Back in Beijing, Wang the biker and I are walking among the motorbikes in 798. “This one costs about 400,000 RMB.” He points to a newly polished Harley Davidson, which is attracting a lot of attention from other “dog riders” and passersby.
“Many of the guys only like their bikes for a couple of months, just like their girlfriends.” He laughs before he goes on. “Then they go on [e-commerce app] Xianyu and exchange their bike for something different.”

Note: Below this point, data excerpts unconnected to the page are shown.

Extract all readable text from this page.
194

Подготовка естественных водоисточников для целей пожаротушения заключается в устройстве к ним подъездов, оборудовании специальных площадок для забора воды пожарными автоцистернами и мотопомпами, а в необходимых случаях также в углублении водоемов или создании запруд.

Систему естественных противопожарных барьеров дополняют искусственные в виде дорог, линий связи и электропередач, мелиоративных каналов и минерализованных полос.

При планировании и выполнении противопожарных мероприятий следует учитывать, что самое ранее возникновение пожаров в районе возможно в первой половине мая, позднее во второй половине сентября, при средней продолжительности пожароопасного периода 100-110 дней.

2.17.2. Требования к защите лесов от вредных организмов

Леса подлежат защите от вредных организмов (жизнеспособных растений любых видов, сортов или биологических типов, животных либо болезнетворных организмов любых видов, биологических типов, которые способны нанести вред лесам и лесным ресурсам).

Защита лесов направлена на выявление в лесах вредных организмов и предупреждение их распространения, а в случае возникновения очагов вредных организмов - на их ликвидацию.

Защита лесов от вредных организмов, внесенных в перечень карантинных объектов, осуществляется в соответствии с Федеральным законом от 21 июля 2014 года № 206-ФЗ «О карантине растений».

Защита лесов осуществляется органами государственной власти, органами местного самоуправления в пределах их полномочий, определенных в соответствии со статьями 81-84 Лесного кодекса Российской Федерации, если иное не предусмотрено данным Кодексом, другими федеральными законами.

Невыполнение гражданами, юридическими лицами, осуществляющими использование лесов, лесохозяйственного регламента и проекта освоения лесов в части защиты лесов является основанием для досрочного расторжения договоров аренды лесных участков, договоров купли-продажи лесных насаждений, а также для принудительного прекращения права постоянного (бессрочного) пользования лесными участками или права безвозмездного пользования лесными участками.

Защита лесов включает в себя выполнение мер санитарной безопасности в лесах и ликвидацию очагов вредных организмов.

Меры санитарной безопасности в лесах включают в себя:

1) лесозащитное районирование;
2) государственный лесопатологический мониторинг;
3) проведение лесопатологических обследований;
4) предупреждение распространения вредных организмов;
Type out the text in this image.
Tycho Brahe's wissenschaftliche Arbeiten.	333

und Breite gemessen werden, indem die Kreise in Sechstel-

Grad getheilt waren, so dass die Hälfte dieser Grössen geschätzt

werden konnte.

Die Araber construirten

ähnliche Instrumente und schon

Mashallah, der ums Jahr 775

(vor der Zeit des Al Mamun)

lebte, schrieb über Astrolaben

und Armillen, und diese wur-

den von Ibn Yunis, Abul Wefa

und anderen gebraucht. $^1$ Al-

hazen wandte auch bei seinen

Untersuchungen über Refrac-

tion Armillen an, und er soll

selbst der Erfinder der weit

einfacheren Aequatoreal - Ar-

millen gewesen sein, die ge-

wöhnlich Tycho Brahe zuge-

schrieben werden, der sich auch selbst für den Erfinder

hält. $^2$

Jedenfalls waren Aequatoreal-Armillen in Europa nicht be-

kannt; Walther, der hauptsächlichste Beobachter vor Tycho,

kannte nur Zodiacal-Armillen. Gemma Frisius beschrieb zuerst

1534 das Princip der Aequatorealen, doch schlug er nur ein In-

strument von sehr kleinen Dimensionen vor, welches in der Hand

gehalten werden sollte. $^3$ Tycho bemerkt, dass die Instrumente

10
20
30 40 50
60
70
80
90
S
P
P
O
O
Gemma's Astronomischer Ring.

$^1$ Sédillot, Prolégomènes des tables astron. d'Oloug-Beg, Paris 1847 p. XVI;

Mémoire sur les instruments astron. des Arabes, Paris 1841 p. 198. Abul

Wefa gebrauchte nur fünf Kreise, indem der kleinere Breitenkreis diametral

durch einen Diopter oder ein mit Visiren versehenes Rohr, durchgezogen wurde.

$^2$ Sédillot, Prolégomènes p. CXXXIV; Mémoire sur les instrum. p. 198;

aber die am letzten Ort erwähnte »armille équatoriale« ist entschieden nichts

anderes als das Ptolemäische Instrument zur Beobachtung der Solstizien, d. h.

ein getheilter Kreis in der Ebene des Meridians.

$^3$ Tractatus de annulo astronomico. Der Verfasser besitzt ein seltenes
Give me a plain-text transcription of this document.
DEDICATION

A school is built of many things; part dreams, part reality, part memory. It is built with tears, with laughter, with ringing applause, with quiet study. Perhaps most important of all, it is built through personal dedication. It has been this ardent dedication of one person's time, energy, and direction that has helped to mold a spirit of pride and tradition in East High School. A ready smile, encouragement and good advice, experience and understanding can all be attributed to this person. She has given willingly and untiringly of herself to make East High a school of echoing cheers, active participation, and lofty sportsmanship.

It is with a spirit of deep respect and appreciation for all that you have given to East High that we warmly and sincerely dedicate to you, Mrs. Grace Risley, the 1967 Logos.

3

But the secondhand game in 798 and the motorbikers in Sichuan and Guizhou are worlds apart. You can still find relatively cheap bikes on Xianyu in Beijing, with or without license plates. The Suzuki 125 GN that I own was bought with a “Jing B” plate for 5,000 RMB, the same design as those that can be acquired secondhand for a couple of hundred yuan in other provinces. The license plate itself costs between 1,000 to 1,500 RMB, but it is only valid to drive outside Beijing’s Fourth Ring Road, so seasoned riders are less than impressed.
The leisure motorbikers resell their bikes because they want to try out other models. The Harley Davidson that is the awe of the day in 798 has been imported from the US and carries the coveted “Jing A” license plate, which allows the driver access to all districts of Beijing. Because no new Jing A plates are issued anymore, its price has skyrocketed—as of 2020, a Jing A license plate cost between 80,000 and 100,000 RMB, in addition to the cost of the bike.
Anyone who owns these plates is running an expensive hobby, and most of the motorbikes in 798 carry Jing A plates. It is a part of this motorbike culture to revel in the beauty of the machine and gain the respect of other dog riders.
Wang is wearing a six-pence cap. A 52-year-old robotics engineer with two motorbikes and a couple of cars in his garage in southern Beijing, he is the leader of a group of motorbike fans known as the Lucky Number 16. The 149 members of their WeChat group routinely share pictures of motorbikes and the landscapes they travel through on their two-wheelers, and many of them meet at the Ace Cafe with their motorbikes every weekend.
“We are all very peaceful. We like to drink beer, talk about motorbikes and crack jokes,” says Wang. They are inspired by American television series like Sons of Anarchy, but fix a Peppa Pig sticker on their bikes, rather than skulls. “On the motorbike you can get close to nature and you can feel the wind in your face and see the landscape roll by.”
After hanging out for a couple of hours in front of the Ace Cafe, inspecting each other’s rides, and exchanging tips on anything from gear to motorbike regulations, the gangs drive to the outskirts of Beijing to Huairou and Yanqing district or to the Western Hills to enjoy the countryside—and to show off together. “There are many beautiful roads out there; especially in the Western Hills, but they are also the most dangerous ones,” Wang says.
I know what he is talking about. People get carried away and drive recklessly on the mountain roads. I have seen the videos of horrific accidents: a person being hurled through the air after a failed attempt to overtake through a left turn in the mountains, and colliding head-on with a car coming from the opposite direction around the bend; a man covered in blood under his unzipped leather suit, with a crushed motorbike beside him.
The dangers of the motorbike exist in all parts of China, from Sichuan and Guizhou to Beijing. The difference is whether the bikers choose this lifestyle and all its risks, or grow up with it because there was not much else to choose from.
“Sometimes people forget the immense raw power of their bikes,” says Wang. “When you drive, you need to be careful at every moment. It only takes one second of unawareness for you to crash—and you’re toast!”